Un articolo di legge regionale permette di rimuovere i direttori Adsu
L’AQUILA. Cinque righe di un articolo di legge spianano la strada a un pezzo di spoil system regionale. La legge è la numero 10 che sarà portata in aula al prossimo Consiglio regionale, fissato ieri dalla Capigruppo al prossimo 26 giugno. L’articolo in questione è il numero 9 che modifica la norma del 1991 sulle Aziende universitarie per il diritto allo studio. «La mancata attuazione da parte del direttore dell’Adsu degli atti necessari all’attuazione di uno o più interventi (…), tali da comportare l’impossibilità per l’Azienda di conseguire l’obiettivo primario di rimozione degli ostacoli di ordine economico e sociale per la concreta realizzazione del diritto agli studi universitari, costituisce grave inadempimento ed è causa di revoca dell’incarico da parte del Consiglio di amministrazione». In altre parole, fa notare il capogruppo del Pd, Silvio Paolucci, si tratta di un atto prodromico con cui il centrodestra potrà mettere in atto lo spoil system nella Aziende universitarie per il diritto allo Studio. La legge 10 è stata esaminata nella seduta congiunta delle Commissioni Bilancio, Territorio e Infrastrutture, Salute e Lavoro. Si tratta di una sorta di omnibus non in senso stretto che prevede “disposizioni in materia urbanistica e trasporti, cultura ed informazione, ordinamentali e di proroga”, attraverso le modifiche di ben 11 norme regionali.

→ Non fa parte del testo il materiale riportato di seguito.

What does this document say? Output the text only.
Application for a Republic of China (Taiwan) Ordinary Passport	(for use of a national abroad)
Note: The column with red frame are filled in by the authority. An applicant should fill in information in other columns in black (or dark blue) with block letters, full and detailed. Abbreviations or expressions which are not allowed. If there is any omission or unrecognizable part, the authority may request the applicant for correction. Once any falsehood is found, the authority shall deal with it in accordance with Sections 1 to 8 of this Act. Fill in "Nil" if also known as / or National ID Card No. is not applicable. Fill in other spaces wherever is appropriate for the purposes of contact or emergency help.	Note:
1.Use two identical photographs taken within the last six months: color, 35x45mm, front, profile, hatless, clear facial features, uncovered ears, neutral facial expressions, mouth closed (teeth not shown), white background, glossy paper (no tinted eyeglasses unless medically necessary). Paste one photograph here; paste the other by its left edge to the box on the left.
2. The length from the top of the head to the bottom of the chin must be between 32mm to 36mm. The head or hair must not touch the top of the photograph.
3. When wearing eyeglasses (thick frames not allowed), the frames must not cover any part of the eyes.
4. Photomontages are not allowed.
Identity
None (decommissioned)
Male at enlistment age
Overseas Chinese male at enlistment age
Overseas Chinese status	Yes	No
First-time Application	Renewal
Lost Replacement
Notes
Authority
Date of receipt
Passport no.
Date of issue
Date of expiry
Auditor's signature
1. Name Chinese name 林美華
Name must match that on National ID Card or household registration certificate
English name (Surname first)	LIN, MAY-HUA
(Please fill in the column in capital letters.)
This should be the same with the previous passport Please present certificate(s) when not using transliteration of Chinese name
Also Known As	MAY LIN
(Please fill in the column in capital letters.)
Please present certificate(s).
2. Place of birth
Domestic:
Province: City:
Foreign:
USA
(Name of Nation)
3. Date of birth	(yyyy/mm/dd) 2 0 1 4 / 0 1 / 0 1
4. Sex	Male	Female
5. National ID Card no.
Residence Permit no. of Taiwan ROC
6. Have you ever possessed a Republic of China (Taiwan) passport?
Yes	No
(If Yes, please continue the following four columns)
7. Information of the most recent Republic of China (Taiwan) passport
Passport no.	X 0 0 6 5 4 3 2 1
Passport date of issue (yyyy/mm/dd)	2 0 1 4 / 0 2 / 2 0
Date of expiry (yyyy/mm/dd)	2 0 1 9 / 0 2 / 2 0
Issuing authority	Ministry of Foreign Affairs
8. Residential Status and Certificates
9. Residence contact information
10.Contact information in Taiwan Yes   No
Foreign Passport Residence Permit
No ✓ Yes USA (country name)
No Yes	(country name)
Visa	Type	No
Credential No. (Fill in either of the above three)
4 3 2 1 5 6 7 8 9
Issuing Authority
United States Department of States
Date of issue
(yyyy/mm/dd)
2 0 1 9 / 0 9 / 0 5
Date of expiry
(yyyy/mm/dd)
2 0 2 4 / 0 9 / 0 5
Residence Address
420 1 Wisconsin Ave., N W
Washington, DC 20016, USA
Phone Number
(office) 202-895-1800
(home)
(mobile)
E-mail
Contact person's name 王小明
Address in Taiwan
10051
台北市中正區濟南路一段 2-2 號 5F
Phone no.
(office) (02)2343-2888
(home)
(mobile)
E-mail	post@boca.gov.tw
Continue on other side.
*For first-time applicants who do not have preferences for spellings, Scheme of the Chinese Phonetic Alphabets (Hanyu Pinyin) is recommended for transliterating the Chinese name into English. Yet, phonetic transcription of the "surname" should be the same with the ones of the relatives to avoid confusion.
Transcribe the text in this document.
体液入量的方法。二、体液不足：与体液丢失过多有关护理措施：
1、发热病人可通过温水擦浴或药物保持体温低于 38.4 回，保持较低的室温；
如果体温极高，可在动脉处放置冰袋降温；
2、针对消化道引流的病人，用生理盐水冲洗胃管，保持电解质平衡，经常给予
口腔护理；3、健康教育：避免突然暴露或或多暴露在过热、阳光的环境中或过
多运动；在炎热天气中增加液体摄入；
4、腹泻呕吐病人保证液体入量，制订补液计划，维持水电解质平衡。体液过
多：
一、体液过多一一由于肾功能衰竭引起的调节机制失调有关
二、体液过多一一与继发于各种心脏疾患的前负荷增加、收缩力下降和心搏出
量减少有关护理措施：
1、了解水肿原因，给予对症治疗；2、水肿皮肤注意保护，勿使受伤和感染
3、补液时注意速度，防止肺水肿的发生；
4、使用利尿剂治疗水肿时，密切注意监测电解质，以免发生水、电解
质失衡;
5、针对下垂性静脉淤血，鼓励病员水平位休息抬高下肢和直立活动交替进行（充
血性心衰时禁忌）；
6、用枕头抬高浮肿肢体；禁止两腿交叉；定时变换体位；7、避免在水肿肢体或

Per i temi più tecnici, soprattutto in materia di urbanistica e cultura, sono stati chiamati in audizione diversi dirigenti dei Dipartimenti della Giunta. Il confronto si è sviluppato in particolare sugli articoli del progetto di legge dedicati alla “Fondazione Abruzzo Film Commission”, alle modifiche sulla “Nuova legge urbanistica” e alla possibilità di acquisto da parte di Regione della “Biblioteca dannunziana della Collezione Mario Paglieri”. (l.c.)